Desde esta experiencia personal, celebro cada paso que damos en la recuperación de nuestra verdadera historia, cruelmente silenciada por los golpistas que ganaron la Guerra Civil e implantaron un régimen de terror durante cuatro décadas. Toda conquista que arroje luz sobre nuestro pasado, que restituya a los represaliados y que reconforte el dolor y el sufrimiento de sus familiares supone el refuerzo de nuestra democracia y de nuestros valores.

El Gobierno de España tiene prácticamente ultimada la nueva ley de memoria democrática, un texto que significará otro impulso en pos de la verdad, la justicia y la reparación. La norma vigente desde 2007 ha cumplido parcialmente sus objetivos, entre otras razones, por su paralización de facto durante los siete años de gobierno de Mariano Rajoy, pero ha sentado las bases para hacer políticas públicas dirigidas al reconocimiento de las víctimas del franquismo. Transcurridos trece de años desde su aprobación, también se hace necesario un marco actualizado que tenga en cuenta y haga frente a nuevas necesidades, a demandas del movimiento memorialista, a recomendaciones de organismos internacionales y al desarrollo legislativo en las Comunidades Autónomas. (Por cierto, Andalucía, mi tierra, pionera siempre en este ámbito, sufre ahora el frenazo de su ley, que es muy avanzada, por el capricho de un gobierno autonómico de derechas y el peaje que paga a la extrema derecha).

El anteproyecto que está elaborando el Gobierno presidido por Pedro Sánchez amplía el reconocimiento de las personas que padecieron persecución y violencia por parte del franquismo desde el golpe de estado del 18 de julio de 1936 hasta la promulgación de la Constitución española de 1978. El segundo eje es la recuperación y difusión de la memoria democrática.

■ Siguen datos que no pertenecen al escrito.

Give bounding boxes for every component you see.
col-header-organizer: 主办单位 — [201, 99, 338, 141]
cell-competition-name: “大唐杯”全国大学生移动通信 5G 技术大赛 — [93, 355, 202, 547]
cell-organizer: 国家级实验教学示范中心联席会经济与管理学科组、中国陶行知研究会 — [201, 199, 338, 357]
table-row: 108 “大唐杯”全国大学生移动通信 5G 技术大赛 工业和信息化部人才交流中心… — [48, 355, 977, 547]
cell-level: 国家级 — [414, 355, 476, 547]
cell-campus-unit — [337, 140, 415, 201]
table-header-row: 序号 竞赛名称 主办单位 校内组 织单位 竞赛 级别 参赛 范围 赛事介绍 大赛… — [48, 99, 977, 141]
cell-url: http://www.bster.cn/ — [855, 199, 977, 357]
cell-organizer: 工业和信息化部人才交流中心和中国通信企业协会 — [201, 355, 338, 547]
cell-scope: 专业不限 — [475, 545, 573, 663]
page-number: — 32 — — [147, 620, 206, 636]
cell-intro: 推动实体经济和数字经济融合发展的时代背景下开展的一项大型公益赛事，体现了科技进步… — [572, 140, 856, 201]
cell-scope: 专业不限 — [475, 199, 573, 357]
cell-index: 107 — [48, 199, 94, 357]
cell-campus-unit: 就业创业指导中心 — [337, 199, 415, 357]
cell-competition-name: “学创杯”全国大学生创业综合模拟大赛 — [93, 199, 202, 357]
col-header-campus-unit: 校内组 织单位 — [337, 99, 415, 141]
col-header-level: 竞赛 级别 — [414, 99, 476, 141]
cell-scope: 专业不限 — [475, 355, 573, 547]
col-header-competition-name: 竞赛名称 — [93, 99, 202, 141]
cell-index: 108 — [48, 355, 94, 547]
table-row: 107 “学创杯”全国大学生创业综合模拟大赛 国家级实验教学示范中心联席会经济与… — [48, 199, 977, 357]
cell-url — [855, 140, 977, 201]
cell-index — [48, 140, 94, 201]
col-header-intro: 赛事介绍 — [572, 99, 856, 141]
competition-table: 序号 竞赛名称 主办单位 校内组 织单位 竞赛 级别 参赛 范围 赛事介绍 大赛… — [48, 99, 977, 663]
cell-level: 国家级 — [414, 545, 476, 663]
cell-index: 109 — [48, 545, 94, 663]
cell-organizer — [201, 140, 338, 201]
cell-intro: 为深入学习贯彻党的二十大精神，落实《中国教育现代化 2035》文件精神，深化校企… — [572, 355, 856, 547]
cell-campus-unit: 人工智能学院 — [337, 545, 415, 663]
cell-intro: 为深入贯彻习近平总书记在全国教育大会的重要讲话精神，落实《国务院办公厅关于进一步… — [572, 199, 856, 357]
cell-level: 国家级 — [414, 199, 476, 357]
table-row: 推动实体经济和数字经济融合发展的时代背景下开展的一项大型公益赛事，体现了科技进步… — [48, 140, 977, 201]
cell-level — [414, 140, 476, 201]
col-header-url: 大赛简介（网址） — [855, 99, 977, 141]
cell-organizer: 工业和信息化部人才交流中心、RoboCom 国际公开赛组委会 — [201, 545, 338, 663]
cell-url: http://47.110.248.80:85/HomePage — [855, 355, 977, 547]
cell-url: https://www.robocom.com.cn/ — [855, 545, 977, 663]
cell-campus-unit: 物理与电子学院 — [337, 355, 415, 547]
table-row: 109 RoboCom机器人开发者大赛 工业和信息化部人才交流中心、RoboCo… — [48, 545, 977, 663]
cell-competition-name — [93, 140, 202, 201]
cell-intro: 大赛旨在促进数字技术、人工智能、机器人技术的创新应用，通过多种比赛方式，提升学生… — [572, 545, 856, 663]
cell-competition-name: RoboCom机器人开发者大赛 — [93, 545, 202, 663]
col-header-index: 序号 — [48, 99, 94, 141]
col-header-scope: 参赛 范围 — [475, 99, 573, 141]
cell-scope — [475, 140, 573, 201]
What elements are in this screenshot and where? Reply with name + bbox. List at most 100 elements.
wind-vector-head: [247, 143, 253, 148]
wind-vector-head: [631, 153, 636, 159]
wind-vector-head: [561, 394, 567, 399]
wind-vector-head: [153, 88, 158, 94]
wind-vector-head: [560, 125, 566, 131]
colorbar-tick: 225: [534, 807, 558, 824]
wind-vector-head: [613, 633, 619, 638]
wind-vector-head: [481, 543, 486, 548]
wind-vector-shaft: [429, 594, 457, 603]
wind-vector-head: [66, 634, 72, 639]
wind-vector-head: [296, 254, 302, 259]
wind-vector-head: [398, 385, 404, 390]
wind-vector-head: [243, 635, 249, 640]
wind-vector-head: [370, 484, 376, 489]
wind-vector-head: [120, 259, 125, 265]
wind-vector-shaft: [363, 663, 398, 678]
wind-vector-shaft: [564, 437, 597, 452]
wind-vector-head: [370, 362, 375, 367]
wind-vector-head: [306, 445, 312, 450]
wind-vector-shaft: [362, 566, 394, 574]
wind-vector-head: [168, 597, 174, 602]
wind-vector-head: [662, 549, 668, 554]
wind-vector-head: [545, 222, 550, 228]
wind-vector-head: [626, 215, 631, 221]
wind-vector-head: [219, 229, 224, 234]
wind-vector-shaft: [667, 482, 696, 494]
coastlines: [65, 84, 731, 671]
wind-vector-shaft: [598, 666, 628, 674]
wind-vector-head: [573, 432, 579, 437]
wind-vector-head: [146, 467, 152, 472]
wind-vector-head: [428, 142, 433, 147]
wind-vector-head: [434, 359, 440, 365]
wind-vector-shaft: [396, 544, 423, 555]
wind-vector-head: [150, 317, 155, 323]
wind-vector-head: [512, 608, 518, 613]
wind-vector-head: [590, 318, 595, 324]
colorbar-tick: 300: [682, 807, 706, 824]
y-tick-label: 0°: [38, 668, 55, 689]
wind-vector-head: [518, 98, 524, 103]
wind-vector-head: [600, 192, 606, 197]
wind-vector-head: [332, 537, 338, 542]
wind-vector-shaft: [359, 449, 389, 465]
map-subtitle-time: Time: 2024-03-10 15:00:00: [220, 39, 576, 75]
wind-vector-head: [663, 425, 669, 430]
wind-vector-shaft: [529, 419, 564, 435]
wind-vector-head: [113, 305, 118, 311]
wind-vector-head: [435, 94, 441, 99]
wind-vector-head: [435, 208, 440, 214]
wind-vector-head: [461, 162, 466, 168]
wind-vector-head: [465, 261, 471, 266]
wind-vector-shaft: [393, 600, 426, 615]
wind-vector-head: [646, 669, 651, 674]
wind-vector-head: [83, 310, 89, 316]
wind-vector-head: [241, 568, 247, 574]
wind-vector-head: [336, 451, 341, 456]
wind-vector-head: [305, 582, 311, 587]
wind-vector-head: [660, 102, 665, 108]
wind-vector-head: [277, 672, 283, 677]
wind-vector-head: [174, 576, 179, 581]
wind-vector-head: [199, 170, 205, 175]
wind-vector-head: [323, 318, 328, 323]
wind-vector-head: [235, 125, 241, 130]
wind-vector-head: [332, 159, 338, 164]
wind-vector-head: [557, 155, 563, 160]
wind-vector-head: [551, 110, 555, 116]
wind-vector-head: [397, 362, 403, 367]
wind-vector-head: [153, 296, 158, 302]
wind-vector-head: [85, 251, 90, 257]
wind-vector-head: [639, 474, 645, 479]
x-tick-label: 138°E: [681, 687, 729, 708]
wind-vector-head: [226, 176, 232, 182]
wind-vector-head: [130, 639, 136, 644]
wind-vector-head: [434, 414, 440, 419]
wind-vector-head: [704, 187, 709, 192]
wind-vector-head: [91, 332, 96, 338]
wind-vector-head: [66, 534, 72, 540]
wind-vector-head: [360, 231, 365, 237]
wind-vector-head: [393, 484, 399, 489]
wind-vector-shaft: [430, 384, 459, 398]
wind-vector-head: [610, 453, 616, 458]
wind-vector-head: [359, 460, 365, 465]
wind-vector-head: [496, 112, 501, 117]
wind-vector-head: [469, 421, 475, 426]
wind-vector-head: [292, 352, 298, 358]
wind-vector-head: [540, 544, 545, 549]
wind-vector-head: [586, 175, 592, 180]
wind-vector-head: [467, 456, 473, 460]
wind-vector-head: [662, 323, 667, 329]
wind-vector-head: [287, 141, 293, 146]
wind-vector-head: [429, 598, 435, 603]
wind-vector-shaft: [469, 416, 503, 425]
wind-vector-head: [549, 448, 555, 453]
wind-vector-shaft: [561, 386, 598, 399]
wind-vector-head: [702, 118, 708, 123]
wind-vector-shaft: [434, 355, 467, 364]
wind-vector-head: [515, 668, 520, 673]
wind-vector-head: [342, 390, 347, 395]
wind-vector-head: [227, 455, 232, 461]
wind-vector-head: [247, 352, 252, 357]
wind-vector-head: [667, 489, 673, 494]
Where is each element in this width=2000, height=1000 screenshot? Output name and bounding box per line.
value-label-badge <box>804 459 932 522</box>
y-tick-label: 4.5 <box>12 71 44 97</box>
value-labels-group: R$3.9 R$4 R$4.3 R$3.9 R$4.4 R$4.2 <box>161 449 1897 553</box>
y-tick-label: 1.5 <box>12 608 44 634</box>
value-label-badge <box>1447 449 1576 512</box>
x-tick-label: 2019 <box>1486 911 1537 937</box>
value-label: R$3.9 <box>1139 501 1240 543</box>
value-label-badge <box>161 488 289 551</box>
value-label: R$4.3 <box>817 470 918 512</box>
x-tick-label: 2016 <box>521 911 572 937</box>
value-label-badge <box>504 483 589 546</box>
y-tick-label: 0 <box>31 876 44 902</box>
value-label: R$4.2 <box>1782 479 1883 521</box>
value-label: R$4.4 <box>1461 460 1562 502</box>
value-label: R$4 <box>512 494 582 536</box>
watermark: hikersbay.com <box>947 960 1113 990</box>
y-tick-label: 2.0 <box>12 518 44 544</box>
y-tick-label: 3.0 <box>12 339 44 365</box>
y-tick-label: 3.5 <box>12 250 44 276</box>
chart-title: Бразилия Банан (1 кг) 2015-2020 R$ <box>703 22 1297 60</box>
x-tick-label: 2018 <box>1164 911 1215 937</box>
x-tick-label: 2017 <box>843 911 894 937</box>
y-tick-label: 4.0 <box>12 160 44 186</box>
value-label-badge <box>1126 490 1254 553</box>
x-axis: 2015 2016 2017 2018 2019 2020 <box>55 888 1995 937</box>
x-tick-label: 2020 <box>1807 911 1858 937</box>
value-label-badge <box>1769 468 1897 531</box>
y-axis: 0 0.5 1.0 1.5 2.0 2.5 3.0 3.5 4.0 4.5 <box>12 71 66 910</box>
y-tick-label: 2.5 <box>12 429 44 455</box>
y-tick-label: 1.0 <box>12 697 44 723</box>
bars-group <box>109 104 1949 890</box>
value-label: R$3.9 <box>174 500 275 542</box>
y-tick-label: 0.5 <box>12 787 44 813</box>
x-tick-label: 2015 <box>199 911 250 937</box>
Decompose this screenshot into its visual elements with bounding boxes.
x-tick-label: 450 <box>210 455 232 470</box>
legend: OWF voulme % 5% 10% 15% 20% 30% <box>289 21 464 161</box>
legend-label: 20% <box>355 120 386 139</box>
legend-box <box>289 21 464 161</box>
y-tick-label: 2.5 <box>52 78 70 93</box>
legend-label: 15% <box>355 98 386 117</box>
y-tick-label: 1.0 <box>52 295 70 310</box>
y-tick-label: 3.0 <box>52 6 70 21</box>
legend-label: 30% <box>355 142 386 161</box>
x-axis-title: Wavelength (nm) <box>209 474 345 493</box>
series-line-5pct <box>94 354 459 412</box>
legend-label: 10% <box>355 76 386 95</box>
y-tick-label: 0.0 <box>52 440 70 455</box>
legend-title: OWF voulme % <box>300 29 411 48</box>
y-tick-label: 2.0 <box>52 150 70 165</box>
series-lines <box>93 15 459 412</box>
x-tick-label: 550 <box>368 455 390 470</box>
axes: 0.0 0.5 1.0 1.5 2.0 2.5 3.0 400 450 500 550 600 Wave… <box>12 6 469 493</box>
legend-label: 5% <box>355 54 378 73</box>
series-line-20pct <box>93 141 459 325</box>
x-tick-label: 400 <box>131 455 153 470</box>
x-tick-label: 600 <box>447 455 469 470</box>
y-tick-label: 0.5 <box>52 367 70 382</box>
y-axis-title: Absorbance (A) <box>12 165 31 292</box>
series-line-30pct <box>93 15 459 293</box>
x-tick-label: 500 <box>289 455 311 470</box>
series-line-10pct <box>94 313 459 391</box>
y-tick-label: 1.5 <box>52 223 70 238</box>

O dicho de otra forma, es el deber de mantener viva la memoria como garantía de no repetición de estos episodios trágicos para nuestro país. De esta forma, la memoria democrática entrará en la escuela, se fomentará la investigación, se impulsarán programas específicos de divulgación que incluirán el relato de las víctimas o se procederá a la resignificación del Valle de los Caídos.

Entre otras novedades, las administraciones públicas asumirán el liderazgo en la búsqueda de los desaparecidos (España, con unos 100.000, es el segundo país con más desaparecidos del mundo), se anularán las sentencias arbitrarias de los tribunales de excepción franquistas, se creará una Fiscalía de Memoria Democrática y Derechos Humanos, se recuperará el papel activo desarrollado por las mujeres o se hará una auditoría sobre los bienes expoliados por razones ideológicas, conciencia o creencia religiosa.

Estamos ante un propuesta ambiciosa que entronca con lo más avanzado del derecho internacional humanitario, que dignifica a las víctimas y fortalece nuestra democracia. Recuperar nuestra memoria es una obligación ética y democrática, lo que es realmente escandaloso es la nostalgia de los sectores conservadores y sus titubeos para cortar de raíz con el pasado. La pertinencia de esta nueva ley es total aunque la derecha grite, patalee y se niegue a cerrar desde la reparación su deuda con nuestra historia. Dijo Óscar Wilde que “si nunca se habla de una cosa, es como si no hubiese sucedido”. Por la Memoria.

Senador socialista por Andalucía, y periodista.